Teachers can find going back to school a bit scary because some students lose progress in reading and learning during the summer.
Perrysburg Schools tried to address that with students from preschool to third grade with its Little Jackets Academic Camp this summer. Perrysburg Heights Community Center held about five teachers, five camp counselors, and 50 children from 9 a.m. to 3:30 p.m. each weekday for eight weeks this summer. This is the final week of the camp.
“[The camp] was a little bit a result of the [state’s] third-grade reading guarantee,” said Kadee Anstadt, executive director of teaching and learning. “We noticed ground made up during the year was disappearing with our reading intervention students over the summer. We are preventing that slide and having a fun summer.”
The mornings are mostly dedicated to reading and working on those skills. Afternoons are more of a camplike feel with projects, singing, and fun outside.
Each Friday, there is a field trip.
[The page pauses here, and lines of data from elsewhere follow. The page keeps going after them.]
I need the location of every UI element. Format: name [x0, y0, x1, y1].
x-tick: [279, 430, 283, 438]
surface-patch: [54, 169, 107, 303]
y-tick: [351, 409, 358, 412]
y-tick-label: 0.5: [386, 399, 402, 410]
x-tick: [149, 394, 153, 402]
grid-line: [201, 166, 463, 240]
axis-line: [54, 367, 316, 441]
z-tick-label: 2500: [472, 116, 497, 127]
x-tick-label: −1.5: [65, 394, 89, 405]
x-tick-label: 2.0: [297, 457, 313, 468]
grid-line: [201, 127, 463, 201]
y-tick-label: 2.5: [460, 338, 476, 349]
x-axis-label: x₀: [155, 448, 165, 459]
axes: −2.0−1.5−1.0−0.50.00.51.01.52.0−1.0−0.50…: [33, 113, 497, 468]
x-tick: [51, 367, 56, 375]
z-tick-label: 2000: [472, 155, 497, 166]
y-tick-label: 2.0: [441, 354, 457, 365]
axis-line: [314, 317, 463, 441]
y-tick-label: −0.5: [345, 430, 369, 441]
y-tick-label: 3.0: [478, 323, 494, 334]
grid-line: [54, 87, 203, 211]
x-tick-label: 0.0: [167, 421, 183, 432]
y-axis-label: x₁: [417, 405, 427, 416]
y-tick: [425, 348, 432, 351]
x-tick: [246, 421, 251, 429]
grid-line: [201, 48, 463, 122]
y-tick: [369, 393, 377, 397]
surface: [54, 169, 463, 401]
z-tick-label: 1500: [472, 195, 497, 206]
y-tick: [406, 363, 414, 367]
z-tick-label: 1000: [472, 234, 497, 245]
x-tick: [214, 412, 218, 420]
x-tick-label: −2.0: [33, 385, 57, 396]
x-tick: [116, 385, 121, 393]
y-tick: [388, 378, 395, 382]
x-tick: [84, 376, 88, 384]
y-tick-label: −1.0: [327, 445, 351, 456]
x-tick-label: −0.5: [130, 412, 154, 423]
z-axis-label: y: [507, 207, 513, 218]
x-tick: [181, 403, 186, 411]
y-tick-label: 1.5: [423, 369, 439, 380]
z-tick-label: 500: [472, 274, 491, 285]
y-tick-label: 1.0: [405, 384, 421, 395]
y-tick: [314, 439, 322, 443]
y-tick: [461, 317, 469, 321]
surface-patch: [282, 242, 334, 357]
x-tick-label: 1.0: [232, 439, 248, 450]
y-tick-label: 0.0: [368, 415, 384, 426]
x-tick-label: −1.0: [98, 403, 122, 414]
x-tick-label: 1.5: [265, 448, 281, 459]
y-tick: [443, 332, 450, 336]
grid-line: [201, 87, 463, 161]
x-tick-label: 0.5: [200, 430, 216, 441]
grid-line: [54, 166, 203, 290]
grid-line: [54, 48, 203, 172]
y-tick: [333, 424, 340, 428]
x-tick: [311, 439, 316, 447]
The students have been to a Mud Hens game, a fire station, Imagination Station, Fort Meigs, Toledo Zoo, and other places.
Last year, Perrysburg Schools had to retain four students because of the third-grade reading guarantee standard. Two of the students attended the camp and one went to an elementary school camp. One of the student’s has now passed his reading test and won’t have to stay in third grade this month, while another is awaiting test results.
Joseph Feltman, who will be entering the fourth grade in the fall, ponders a vocabulary question at the Little Jackets Academic Camp.
“The growth in students [shows] from our data, they are flying along,” said Sarilyn Sintobin, kindergarten teacher at Fort Meigs Elementary and camp director.
“It is a lot of fun to see them work on it. You see base level skills like sounding it out happen. We say to each other, ‘Look, she’s doing it, she’s sounding it out.’ ”
Ms. Sintobin was glowing with happiness to see students test scores soar. She liked giving some children an opportunity to have fun that students during the school year don’t have.
“Some of the students have never been to the zoo before,” she said. “We give them the opportunity to go back to school and have a comparative summer to other students — that is one of the most exciting things to me.’ ”
The children at the summer camp are served breakfast and lunch each day through Feed Lucas County Children nonprofit. It is a free camp for the invited students that need the extra help. Ms. Anstadt said they expect to spend less than the $60,000 budget set for it.
The school district paid $31,000 for the camp and private donations have covered another $22,000 so far. Eventually, the district will try to hold the camp each year and have grants fund it entirely.